Hi and welcome, hope u find a van soon.


----------



## Robmac (May 6, 2017)

oldish hippy said:


> what about snoopy ask annie



Yes, I forgot about Snoopy Barrie.

EDIT:See Annie's post below!


----------



## campervanannie (May 6, 2017)

I do have a van for sale 2003 Peugeot Boxer 2.8 diesel 53,000 on the clock full 12 months mot full service new brakes and discs all sills replaced this week timing belt done 2015 new clutch last year propex heater fitted this year solar panel 2x 115 amp batteries Ctec battery management 2 ring cooker with grill sink cold 12v pumped water .


----------



## The laird (May 6, 2017)

tenderfoot said:


> Hi everyone, we literally arrived in London today, for a 6 month trip, and super keen to get on the road and explore this beautiful part of the world. First things first...we need to buy a campervan, something medium size, diesel, 12 month VOT, good condition, will consider spending up to £5000 for the right vehicle.  If you have something or know of someone who has we would love to hear from you. Toni & Richard phone  07733747612



Campervanannies van is a reliable vey and has had appropriate work carried out rhrough the year .
Might be the sort of vehicle  you could be looking for


----------



## Lee (May 7, 2017)

We have advertised a VW van in the for sale page for a friend.  She has just reduced it to £4995..
https://www.wildcamping.co.uk/forum...transporter-4-hitop-autosleeper-6250-ono.html


----------



## campervanannie (May 9, 2017)

Snoopy has been sold and has gone to a new home they are keeping the name Snoopy as they love it the couple Tenderfoot are also going to join us at Bugsworth and pick a few brains.


----------



## Robmac (May 9, 2017)

Great to see Snoopy has gone to a good home. 
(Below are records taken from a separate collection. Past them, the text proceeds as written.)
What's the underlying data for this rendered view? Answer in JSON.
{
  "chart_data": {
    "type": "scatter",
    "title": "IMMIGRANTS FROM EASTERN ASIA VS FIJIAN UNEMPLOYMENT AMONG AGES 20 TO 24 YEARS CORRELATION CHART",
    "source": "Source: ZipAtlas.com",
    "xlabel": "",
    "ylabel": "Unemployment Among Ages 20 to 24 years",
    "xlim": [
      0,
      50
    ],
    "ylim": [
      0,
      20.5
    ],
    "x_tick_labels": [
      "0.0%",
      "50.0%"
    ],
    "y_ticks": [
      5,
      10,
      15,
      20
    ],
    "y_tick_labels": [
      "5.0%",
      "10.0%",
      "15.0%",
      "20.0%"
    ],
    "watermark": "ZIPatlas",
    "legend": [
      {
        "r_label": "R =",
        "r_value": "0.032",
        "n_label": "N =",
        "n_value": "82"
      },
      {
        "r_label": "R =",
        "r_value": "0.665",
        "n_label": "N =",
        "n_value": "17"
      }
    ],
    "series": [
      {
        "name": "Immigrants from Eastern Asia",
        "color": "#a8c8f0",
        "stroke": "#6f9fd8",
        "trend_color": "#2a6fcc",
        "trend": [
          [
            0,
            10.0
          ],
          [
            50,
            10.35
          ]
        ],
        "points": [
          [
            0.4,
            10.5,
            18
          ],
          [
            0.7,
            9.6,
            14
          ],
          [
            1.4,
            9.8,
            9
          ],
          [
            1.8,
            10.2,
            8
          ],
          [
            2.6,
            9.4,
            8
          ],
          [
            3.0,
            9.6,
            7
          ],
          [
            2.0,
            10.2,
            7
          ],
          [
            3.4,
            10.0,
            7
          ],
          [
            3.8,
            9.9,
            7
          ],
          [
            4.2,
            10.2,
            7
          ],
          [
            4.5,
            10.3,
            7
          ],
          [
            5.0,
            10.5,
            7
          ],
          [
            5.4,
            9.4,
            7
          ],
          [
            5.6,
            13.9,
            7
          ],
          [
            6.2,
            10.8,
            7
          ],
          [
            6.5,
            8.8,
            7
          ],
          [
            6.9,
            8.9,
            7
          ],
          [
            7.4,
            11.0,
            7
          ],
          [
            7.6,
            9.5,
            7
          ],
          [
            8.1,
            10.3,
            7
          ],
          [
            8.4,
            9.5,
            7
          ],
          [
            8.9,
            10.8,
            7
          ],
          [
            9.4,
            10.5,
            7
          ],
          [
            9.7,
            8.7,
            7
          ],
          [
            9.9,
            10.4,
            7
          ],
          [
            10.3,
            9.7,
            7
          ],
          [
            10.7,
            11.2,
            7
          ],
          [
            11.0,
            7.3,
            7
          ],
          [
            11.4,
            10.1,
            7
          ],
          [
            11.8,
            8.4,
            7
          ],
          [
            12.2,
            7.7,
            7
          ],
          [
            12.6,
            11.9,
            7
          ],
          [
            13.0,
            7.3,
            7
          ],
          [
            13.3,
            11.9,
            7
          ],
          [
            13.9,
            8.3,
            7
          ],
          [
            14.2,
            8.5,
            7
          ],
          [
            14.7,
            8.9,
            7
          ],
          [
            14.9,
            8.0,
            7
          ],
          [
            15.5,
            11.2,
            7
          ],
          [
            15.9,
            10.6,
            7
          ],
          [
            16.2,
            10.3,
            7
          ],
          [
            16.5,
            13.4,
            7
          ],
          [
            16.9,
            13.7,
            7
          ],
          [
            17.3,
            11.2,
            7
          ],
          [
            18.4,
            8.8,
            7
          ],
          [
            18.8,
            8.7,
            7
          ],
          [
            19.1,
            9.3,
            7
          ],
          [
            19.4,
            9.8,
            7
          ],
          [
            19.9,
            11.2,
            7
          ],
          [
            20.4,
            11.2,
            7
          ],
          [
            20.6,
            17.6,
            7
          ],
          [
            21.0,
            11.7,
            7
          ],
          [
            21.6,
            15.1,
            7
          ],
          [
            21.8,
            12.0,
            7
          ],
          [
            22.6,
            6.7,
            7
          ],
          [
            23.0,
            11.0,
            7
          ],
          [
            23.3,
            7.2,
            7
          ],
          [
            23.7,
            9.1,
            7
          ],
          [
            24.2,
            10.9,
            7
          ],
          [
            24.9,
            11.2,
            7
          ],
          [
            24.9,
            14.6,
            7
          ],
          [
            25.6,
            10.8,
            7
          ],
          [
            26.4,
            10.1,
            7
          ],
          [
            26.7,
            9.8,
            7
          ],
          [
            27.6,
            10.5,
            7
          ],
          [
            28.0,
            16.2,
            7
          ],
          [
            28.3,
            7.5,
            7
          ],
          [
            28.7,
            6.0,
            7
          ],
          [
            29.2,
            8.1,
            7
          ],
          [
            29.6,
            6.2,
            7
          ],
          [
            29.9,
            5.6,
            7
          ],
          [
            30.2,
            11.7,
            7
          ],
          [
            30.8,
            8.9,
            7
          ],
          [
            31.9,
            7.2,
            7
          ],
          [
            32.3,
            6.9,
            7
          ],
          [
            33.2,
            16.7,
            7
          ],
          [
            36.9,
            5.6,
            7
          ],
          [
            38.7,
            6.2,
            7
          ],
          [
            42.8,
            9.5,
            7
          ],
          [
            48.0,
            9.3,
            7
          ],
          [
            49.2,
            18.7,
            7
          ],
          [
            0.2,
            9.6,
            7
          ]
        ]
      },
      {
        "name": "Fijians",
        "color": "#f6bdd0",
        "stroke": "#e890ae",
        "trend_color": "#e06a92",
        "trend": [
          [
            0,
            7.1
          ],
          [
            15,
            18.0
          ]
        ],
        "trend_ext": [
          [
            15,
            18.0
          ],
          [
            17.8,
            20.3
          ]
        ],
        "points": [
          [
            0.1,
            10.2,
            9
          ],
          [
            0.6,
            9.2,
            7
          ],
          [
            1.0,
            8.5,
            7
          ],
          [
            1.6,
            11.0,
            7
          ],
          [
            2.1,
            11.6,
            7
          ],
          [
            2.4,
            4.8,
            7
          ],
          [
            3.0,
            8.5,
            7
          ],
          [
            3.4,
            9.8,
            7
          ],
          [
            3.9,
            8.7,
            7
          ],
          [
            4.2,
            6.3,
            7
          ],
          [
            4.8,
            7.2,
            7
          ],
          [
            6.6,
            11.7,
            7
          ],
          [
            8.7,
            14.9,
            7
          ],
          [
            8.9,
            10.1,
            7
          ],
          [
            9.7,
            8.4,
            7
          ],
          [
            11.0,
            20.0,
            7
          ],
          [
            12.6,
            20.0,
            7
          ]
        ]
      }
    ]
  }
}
I am sure you will enjoy your tour.


----------



## Deleted member 56601 (May 10, 2017)

Good news all round, Snoopy must know most of the good POIs


----------



## moonshadow (May 11, 2017)

Edina said:


> Good news all round, Snoopy must know most of the good POIs



.....and where all the good pubs and off licences are


----------



## Lee (May 11, 2017)

moonshadow said:


> .....and where all the good pubs and off licences are



What are you inferring Sue !!!!!!!!!!


----------